Tahun depan, Pemerintah kabupaten Musi Banyuasin melalui Dinas Perumahan dan Kawasan Pemukiman (PU Perkim) kabupaten Musi Banyuasin, akan melakuakan perbaiakan dan merenovasi kondisi bagian-bagian kerusakan yang ada
di rusunawa.
Kepala dinas PU perkim Muba Rismawati Gathmyr, M.Eng melaui plt Kabid Perumahan Sudirnata Jayasana mengatakan tahun 2023 pihaknya akan membenahi kerusakan bagian -bagian banguan di rusunawa, saat ini pihaknya tengah menghitung bagain kerusakan yang akan diperbaiki.
“Akan kita perbaiki kerusakan yang ada dan sudah kita anggarakan di tahun 2023 sebesar 1 milyar,”ungkap Nata kepada awak media kemarin.
Dikatakanya, pihaknya sudah memproteksi pemasangan- pemasangan yang ada di rusunawa, kerusakan-kerusakan yang ada seperti bagian plafon itu, diakibatkan karean adanya kebocoran pipa-pila efersi.
Lanjutnya, nantinya anggaran yang sudah dialokasikan, digunakan untuk perbaikan instalasi pipa efersi, instalasi listrik, plafon dan kerusakan lain lain seperi pintu dan lainya,”,terangnya.
“setelah dilakukan perbaikan kemungkinan untuk pengelolaan rusunawa sendiri akan di BUMD kan,”imbuhnya.

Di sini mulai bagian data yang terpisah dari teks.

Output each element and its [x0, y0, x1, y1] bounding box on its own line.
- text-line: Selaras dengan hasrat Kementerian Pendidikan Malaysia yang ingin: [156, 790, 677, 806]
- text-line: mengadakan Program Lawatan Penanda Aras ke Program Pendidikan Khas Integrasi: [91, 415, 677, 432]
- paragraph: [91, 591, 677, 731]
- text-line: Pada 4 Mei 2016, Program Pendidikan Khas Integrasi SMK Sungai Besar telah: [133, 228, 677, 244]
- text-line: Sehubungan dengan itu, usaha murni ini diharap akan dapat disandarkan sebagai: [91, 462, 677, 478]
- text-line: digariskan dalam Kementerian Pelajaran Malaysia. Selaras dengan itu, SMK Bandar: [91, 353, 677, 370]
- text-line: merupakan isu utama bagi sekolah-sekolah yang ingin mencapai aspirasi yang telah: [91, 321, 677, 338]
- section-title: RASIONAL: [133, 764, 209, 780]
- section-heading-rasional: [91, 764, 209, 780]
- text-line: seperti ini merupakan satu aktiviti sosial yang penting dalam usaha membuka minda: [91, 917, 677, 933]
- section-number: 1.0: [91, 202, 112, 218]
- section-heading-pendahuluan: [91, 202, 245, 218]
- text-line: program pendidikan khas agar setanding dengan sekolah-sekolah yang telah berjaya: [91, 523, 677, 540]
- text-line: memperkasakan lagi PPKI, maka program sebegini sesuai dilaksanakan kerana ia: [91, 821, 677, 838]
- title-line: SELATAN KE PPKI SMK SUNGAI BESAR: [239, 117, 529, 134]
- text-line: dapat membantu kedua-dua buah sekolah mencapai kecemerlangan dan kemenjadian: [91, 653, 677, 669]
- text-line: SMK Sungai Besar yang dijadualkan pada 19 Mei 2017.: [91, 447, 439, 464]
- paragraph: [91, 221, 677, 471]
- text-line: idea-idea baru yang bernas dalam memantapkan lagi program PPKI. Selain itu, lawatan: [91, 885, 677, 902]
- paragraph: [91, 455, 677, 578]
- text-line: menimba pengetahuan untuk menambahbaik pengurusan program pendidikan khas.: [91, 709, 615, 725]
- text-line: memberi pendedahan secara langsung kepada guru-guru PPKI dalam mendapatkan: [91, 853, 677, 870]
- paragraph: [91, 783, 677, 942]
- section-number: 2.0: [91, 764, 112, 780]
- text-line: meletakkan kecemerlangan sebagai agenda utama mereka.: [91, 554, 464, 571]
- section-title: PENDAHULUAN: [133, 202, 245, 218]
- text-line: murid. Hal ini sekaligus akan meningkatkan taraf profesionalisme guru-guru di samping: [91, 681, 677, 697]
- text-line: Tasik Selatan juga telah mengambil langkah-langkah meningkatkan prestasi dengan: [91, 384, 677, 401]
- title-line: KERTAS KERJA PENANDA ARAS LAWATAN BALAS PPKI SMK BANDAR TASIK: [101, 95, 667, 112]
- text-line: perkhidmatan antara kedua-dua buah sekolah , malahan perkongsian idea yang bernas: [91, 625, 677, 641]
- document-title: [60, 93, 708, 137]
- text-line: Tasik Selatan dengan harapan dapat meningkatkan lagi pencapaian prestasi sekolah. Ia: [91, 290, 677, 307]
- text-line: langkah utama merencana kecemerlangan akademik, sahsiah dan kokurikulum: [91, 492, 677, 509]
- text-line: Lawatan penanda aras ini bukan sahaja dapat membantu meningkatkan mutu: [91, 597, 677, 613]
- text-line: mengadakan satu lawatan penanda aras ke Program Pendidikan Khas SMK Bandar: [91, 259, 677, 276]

Sekedar informasi, Sebelumnya, Ketua Komisi III DPRD Feri Yusmadi, SE bersama Anggota Komisi III DPRD Sodingun, SH dan Damsih, SH bersama Dinas PU Perkim Kabupaten Muba melakukan Monitoring atau Survey ke Lapangan melihat langsung kondisi rumah susun (Rusunawa ) yang dibangun oleh Balai Balai Pelaksanaan Penyediaan Perumahan Sumatera V Sumsel diperuntukan bagi ASN di Musi Banyuasin.
Dari Kondisi kerusakan rusunawa yang ada saat ini, kerusakan terjadi pada bagian plafon lantai dinding serta bagian-bagian lainnya.
Gedung rusunawa sendiri dibangun sejak tahun 2018. Pemerintah Kabupaten Musi Banyuasin (Muba), melalui dinas perkim akan merealisasikan pembangunan 1000 rumah dimana di Muba sendiri akan dibangun satu blok rumah susun sederhana sewa (Rusunawa).
Tahap awal rusun akan dibangun empat lantai tersebut diperuntukkan bagi Aparatur Sipil Negara (ASN) yang belum memiliki rumah. Banguan rusunawa sendiri memiliki dua type yakni type 36 dengan unit sebanyak 58 unit.
Dimana sebelumya, gedung rusunawa ini dijadikan lokasi tempat pasien covid isolasi, paska setelah dijadikan rumah isolasi kondisi rusunawa sangat memprihatinkan, tak hanya bagian dalam gedung yang banyak rusak bahkan barang -barang yang dulunya ada seperti kasur dan barang lainya sudah tidak terlihat lagi dan hancur.